The two-component cell lysis genes holWMY and lysWMY of the Staphylococcus warneri M phage varphiWMY: cloning, sequencing, expression, and mutational analysis in Escherichia coli.

From the genome library of Staphylococcus warneri M, the two successive cell-lysis genes (holWMY and lytWMY) were cloned and characterized. The lytWMY gene encoded a protein (LysWMY), whose calculated molecular mass and pI were 54 kDa and 8.95, respectively.

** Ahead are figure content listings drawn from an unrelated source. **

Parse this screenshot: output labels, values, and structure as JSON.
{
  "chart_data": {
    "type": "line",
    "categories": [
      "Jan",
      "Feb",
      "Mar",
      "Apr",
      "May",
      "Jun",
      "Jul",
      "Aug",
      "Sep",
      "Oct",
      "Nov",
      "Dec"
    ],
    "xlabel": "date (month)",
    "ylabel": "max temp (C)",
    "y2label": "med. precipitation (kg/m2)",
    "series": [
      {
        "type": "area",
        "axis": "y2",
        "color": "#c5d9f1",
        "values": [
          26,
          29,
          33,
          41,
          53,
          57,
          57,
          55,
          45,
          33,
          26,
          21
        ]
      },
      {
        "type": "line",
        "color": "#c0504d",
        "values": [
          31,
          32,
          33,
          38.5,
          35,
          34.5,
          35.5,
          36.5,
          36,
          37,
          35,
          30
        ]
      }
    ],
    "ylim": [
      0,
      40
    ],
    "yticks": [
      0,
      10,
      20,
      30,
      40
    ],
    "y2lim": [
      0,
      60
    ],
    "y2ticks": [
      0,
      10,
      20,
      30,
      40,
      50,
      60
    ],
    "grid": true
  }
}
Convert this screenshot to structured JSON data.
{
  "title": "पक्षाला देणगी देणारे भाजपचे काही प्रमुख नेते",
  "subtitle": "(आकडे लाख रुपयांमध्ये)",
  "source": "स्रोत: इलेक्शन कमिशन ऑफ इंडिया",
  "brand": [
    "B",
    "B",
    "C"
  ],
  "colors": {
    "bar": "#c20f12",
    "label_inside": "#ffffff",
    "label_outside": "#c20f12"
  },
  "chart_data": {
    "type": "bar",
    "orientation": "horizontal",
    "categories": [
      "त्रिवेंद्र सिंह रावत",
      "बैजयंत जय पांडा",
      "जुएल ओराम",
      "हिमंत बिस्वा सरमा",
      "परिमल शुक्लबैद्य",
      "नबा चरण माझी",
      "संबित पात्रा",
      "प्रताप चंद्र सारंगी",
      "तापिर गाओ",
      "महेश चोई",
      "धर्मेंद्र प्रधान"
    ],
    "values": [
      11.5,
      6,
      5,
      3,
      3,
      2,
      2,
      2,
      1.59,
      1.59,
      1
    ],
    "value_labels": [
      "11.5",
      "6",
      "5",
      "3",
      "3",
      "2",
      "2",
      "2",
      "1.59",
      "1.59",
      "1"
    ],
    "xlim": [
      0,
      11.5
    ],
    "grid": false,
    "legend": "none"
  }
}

When overproduced in Escherichia coli, lysWMY directed a protein of 45 kDa (smaller than the predicted molecular mass), having N-terminal 13 residues identical with those predicted from DNA. Comparative analysis revealed that LysWMY significantly resembles the putative N-acetylmuramoyl-L-alanine amidases encoded by the staphylococcal phages phi11, 80 alpha, and Twort. Examination of modular organization of LysWMY identified three putative domains CHAP (for D-alanyl-glycyl endopeptidase), amidase (L-muramoyl-L-alanine amidase), and SH3 (cell wall recognition). Gene knockout analysis revealed that each of the two domains of CHAP and amidase was responsible for cell-lytic activity on a zymogram gel. Site-directed mutation of Cys29Ala, His92Ala, or Asn114Ala in the CHAP domain substantially reduced cell-lytic activity, suggesting that this Cys-His-Asn triad is crucial for the enzymatic function. On the other hand, the holWMY gene encoded a protein (HolWMY) with molecular mass and pI of 16 kDa and 4.36; this protein contained two potential transmembrane helices, resembling other predicted holins (a cytoplasmic membrane-disrupting protein) encoded by the S. aureus phage, phi11, 80 alpha, and Twort. Upon mitomycin C exposure of S. warneri M, a prophage (phiWMY) was induced and the virion was examined under electron microscopy. PCR amplification and sequencing revealed the presence of the holWMY-lysWMY genes in the phage genome.